Sepheri v Scanlan 2008 (1) SA 322 (C) involved an engagement of more than five years and the relinquishment of career prospects, but no delictual damages (for iniuria or contumelia) were awarded. In light of the contractual damages awarded, the court determined that it would be inappropriate to make an additional award in respect of conduct "which for all its emotional pyrotechnics was an inevitable consequence of ferocious litigation."

===== Seduction =====
Damages may be claimed for seduction, or extramarital sex with a virgin with her consent. The plaintiff will need to prove

1. that she was a virgin;
2. that she was seduced; and
3. that sexual intercourse resulted from that seduction.

In M v M a Hindu marriage was entered into between a minor and the defendant, a major. An agreement was reached between the defendant and the plaintiff, acting in his capacity as father and natural guardian of his minor daughter, that the marriage would subsequently be registered according to the laws of South Africa. After their Hindu marriage, the minor (a virgin), in anticipation of their civil marriage, allowed the defendant to have sex with her. The defendant subsequently repudiated his obligation to register the marriage, and the plaintiff claimed damages for seduction and breach of promise to marry.

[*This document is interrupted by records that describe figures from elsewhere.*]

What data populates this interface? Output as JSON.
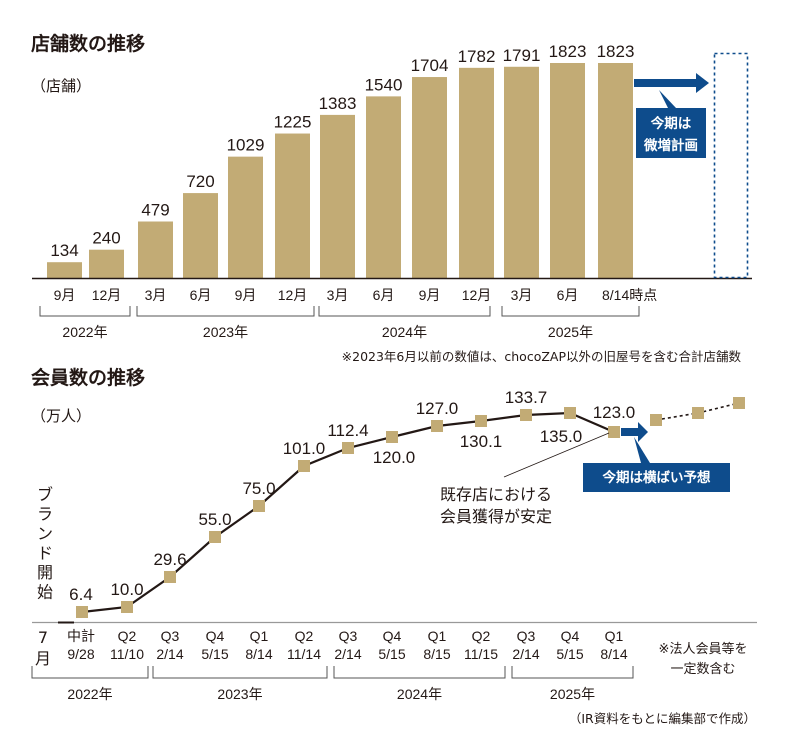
{
  "colors": {
    "bar": "#C2AB75",
    "accent_blue": "#0E4C8C",
    "text": "#231815",
    "line": "#231815",
    "axis": "#888888"
  },
  "chart_data": [
    {
      "type": "bar",
      "title": "店舗数の推移",
      "ylabel": "（店舗）",
      "xlabel": "",
      "categories": [
        "9月",
        "12月",
        "3月",
        "6月",
        "9月",
        "12月",
        "3月",
        "6月",
        "9月",
        "12月",
        "3月",
        "6月",
        "8/14時点"
      ],
      "values": [
        134,
        240,
        479,
        720,
        1029,
        1225,
        1383,
        1540,
        1704,
        1782,
        1791,
        1823,
        1823
      ],
      "year_groups": [
        {
          "label": "2022年",
          "from": 0,
          "to": 1
        },
        {
          "label": "2023年",
          "from": 2,
          "to": 5
        },
        {
          "label": "2024年",
          "from": 6,
          "to": 9
        },
        {
          "label": "2025年",
          "from": 10,
          "to": 12
        }
      ],
      "ylim": [
        0,
        1850
      ],
      "grid": false,
      "forecast": {
        "label_line1": "今期は",
        "label_line2": "微増計画",
        "style": "dotted-outline-bar"
      },
      "footnote": "※2023年6月以前の数値は、chocoZAP以外の旧屋号を含む合計店舗数"
    },
    {
      "type": "line",
      "title": "会員数の推移",
      "ylabel": "（万人）",
      "xlabel": "",
      "start_label": "ブランド開始",
      "start_tick": {
        "line1": "7",
        "line2": "月"
      },
      "categories": [
        {
          "q": "中計",
          "date": "9/28"
        },
        {
          "q": "Q2",
          "date": "11/10"
        },
        {
          "q": "Q3",
          "date": "2/14"
        },
        {
          "q": "Q4",
          "date": "5/15"
        },
        {
          "q": "Q1",
          "date": "8/14"
        },
        {
          "q": "Q2",
          "date": "11/14"
        },
        {
          "q": "Q3",
          "date": "2/14"
        },
        {
          "q": "Q4",
          "date": "5/15"
        },
        {
          "q": "Q1",
          "date": "8/15"
        },
        {
          "q": "Q2",
          "date": "11/15"
        },
        {
          "q": "Q3",
          "date": "2/14"
        },
        {
          "q": "Q4",
          "date": "5/15"
        },
        {
          "q": "Q1",
          "date": "8/14"
        }
      ],
      "values": [
        6.4,
        10.0,
        29.6,
        55.0,
        75.0,
        101.0,
        112.4,
        120.0,
        127.0,
        130.1,
        133.7,
        135.0,
        123.0
      ],
      "value_labels": [
        "6.4",
        "10.0",
        "29.6",
        "55.0",
        "75.0",
        "101.0",
        "112.4",
        "120.0",
        "127.0",
        "130.1",
        "133.7",
        "135.0",
        "123.0"
      ],
      "label_side": [
        "above",
        "above",
        "above",
        "above",
        "above",
        "above",
        "above",
        "below",
        "above",
        "below",
        "above",
        "below",
        "above"
      ],
      "projection_values": [
        125.0,
        127.0,
        130.0
      ],
      "year_groups": [
        {
          "label": "2022年",
          "from": -1,
          "to": 1
        },
        {
          "label": "2023年",
          "from": 2,
          "to": 5
        },
        {
          "label": "2024年",
          "from": 6,
          "to": 9
        },
        {
          "label": "2025年",
          "from": 10,
          "to": 12
        }
      ],
      "ylim": [
        0,
        140
      ],
      "grid": false,
      "annotation": {
        "line1": "既存店における",
        "line2": "会員獲得が安定"
      },
      "forecast_label": "今期は横ばい予想",
      "side_note": {
        "line1": "※法人会員等を",
        "line2": "一定数含む"
      },
      "source": "（IR資料をもとに編集部で作成）"
    }
  ]
}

The court found that the fact that the defendant's father and the plaintiff had negotiated the terms of the marriage in accordance with Hindu custom did not have the result that no privity of contract existed between the minor and the defendant. The Marriage Act did not prohibit the contracting of a valid espousal through the agency of another. The defendant, therefore, was bound to his undertaking to register the marriage. His failure to honour that obligation without lawful excuse constituted a breach of promise.

==== Return of engagement gifts ====
The return of engagement gifts (donationes propter nuptias) depends on two things: the type of gift and the manner in which the engagement was terminated.

===== Types of gifts =====
Three types of gift can be distinguished:

====== Sponsalitia largitas ======
Sponsalitia largitas are large or costly gifts made in anticipation of marriage. The intention is to confer a lasting benefit during the marriage on the donee. These include, for example, a dowry, a house, a car and jewellery (other than an engagement ring). There is a presumption, indeed, that valuable gifts of a lasting nature, given during the engagement, were given in contemplation of the marriage.

====== Arrhae sponsalitiae ======
Arrhae sponsalitiae are gifts which reflect the seriousness of the intention of the donor to marry the other party. These are given with the intention that they will be forfeited to the donee should the donor commit a breach of promise. The engagement ring, therefore, may be retained by the donee and need only be returned if the engagement is terminated without any fault on the donor’s part.

====== Iocalia ======
Small tokens or iocalia are unconditional gifts given as tokens of affection. These include, for example, flowers, chocolates and the smallest things. These are often perishable and are used up and therefore not returned.

===== Manner of termination =====

====== Mutual consent ======
The general rule is that all gifts, other than small tokens and those which have been alienated or lost or consumed, must be returned if the engagement is terminated by mutual consent.

====== iusta causa ======
The general rule also applies if the engagement is broken off for a reason not imputable to the fault of one of the parties; for instance, if one of them has become insane or impotent, or because both parties' conduct has become such to make marriage unlikely.

====== Breach of promise ======
If the engagement has been wrongfully terminated by one of the parties, the innocent party may recover all gifts except those of negligible value.